What’s needed today is an office renaissance. People vote with their feet, and employees today want places they choose to come to because it helps them work the way they need to in order to do their best work. Places that help them engage deeply. Places where they feel comfortable and productive. Places that are designed to provide them with the things they need to be their cognitive and emotional best. Steelcase research shows that there is a correlation between employee engagement and how satisfied they are with their work environment, and that the opportunity for organizations to recognize that place matters is one they can’t ignore.

CREATING AN ECOSYSTEM

The wealth of business clearly depends on the health of people.
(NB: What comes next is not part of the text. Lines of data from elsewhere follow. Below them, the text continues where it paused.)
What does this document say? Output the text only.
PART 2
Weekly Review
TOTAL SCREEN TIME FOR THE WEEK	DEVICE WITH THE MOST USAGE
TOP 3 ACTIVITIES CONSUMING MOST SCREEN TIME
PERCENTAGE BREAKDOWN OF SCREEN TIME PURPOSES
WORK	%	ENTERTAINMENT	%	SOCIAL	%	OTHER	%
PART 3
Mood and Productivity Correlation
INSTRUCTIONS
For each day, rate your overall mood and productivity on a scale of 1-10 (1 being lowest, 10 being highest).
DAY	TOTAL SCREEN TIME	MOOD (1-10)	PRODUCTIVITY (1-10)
Leading organizations recognize that their physical workplace can help them more effectively implement their strategy, build their brand and support their culture, but they often struggle with how to do this in way that is both resilient and economically viable. The key is to design an ecosystem, an interconnected workplace that support the physical, cognitive and emotional needs of people, and give them choice and control over where and how they work. Control and choice is not only a significant component in building employee engagement; it has also become the new status symbol for today’s workers. The ecosystem should offer a range, or palette, of places—destinations that augment people’s interactions with each other and provide access to the tools and technology that people can only find at work. These destinations need to balance spaces for group work with individual spaces for focus and reflection. Organized in interrelated zones and settings, these destinations support diverse modes of work and diverse ways of thinking—both of which are essential to fuel the creative process that leads to innovation.